Confermato anche dalla Cassazione il regime del carcere duro (art. 41 bis dell’ordinamento penitenziario) nei confronti del boss di Nicotera Marina e Limbadi, Pantaleone Mancuso, 60 anni, detto “Scarpuni”. La Suprema Corte ha infatti dichiarato inammissibile il ricorso di Mancuso avverso l’ordinanza con la quale il 4 febbraio scorso il Tribunale di Sorveglianza di Roma ha rigettato il reclamo del boss avverso il decreto del ministro della Giustizia con il quale in data 3 dicembre 2019 è stata decisa la proroga del regime differenziato di detenzione (carcere duro). Nessuna violazione di legge – secondo i giudici della Cassazione – , non integrando tale violazione «l’omessa enunciazione delle ragioni per le quali il Tribunale di Sorveglianza non abbia ritenuto rilevanti gli argomenti e la documentazione prodotta dalla difesa, ove i dati assunti a fondamento della decisione siano sufficienti a sostenerla e non risultino intrinsecamente apparenti o fittizi».

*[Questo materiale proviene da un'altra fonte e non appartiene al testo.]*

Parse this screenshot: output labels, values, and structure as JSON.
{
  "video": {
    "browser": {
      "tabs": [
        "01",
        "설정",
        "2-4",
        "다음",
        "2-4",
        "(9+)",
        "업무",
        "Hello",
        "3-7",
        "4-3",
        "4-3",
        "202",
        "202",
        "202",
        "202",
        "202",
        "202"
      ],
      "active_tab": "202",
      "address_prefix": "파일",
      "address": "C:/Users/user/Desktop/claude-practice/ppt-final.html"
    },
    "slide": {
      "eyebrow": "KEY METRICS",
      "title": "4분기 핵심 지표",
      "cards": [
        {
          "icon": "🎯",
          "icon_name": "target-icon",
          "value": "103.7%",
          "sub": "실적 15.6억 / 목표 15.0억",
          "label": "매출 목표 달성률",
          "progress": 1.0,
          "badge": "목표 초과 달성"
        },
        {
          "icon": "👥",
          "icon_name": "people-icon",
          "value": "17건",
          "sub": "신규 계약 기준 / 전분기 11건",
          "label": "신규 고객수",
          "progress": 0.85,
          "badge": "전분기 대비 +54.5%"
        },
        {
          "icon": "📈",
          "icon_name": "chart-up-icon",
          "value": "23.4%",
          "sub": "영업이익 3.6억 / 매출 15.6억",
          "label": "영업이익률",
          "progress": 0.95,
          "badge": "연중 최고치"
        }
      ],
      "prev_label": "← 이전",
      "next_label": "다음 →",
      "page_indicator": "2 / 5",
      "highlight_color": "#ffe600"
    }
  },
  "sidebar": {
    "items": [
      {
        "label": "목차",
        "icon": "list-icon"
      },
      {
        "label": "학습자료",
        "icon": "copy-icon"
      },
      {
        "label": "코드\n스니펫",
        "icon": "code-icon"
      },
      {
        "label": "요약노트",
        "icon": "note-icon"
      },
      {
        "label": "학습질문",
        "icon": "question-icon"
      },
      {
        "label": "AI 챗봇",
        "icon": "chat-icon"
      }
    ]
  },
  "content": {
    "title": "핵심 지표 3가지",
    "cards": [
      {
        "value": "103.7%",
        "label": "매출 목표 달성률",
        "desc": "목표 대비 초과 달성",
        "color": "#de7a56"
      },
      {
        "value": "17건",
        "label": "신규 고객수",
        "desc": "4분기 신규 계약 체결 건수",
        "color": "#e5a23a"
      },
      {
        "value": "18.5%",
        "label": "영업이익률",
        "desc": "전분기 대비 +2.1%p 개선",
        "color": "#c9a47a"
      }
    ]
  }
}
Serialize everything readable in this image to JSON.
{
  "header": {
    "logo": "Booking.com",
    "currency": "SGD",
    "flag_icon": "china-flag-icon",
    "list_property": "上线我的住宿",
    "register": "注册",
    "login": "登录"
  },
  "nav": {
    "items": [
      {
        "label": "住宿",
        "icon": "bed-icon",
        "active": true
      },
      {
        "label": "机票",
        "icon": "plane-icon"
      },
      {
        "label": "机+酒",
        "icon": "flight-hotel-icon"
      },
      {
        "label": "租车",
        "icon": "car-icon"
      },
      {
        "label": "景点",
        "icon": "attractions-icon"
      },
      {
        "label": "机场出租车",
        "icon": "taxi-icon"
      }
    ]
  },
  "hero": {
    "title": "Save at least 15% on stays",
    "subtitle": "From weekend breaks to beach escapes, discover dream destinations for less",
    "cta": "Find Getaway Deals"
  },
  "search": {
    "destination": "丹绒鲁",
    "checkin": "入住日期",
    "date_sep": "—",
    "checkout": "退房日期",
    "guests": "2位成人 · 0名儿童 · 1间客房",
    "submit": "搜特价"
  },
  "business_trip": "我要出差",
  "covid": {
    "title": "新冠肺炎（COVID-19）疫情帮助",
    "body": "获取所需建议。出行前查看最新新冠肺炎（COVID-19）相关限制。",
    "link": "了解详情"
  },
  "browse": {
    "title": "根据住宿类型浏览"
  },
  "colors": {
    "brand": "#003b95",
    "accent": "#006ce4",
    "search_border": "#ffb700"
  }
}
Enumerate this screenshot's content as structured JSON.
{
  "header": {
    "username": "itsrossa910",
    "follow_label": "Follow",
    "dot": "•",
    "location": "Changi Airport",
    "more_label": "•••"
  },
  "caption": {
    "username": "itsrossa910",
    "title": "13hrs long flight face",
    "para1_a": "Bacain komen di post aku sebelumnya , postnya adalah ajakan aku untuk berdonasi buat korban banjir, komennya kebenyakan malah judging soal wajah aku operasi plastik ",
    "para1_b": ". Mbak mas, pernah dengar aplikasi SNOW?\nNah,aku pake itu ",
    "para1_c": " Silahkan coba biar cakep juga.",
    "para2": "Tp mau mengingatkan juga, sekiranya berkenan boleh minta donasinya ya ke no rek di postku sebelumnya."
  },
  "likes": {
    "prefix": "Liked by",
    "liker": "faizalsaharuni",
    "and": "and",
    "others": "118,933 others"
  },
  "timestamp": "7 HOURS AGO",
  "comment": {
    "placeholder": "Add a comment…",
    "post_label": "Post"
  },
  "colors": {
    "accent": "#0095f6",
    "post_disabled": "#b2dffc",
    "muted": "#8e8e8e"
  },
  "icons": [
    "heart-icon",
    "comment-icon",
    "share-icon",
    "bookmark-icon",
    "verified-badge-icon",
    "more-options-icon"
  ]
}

Risultano quindi palesemente estranee ai limiti del sindacato attribuito alla Cassazione le doglianze sviluppate in merito all’adeguatezza della motivazione sulla perdurante operatività del sodalizio cui è stato ritenuto appartenere Pantaleone Mancuso, perché si basata su specifici e dettagliati elementi che vengono contestati con argomentazioni di fatto. Sono state poi ritenute inammissibili, perché non consentite in sede di legittimità in quanto caratterizzate da doglianze di merito, le deduzioni difensive che riguardano l’assenza di rischi di contatto con l’esterno, risultando operativo il gruppo criminale dei Mancuso.

Pantaleone Mancuso è stato condannato in via definitiva alla pena dell’ergastolo nell’operazione “Gringia”, ritenuto il mandante dell’omicidio di Francesco Scrugli e del ferimento nella stessa occasione di Raffaele Moscato e Rosario Battaglia. Mancuso avrebbe rifornito di armi i fratelli Patania di Stefanaconi, “finanziando” la guerra di mafia del clan Patania contro i Piscopisani e contro il clan Bartolotta di Stefanaconi.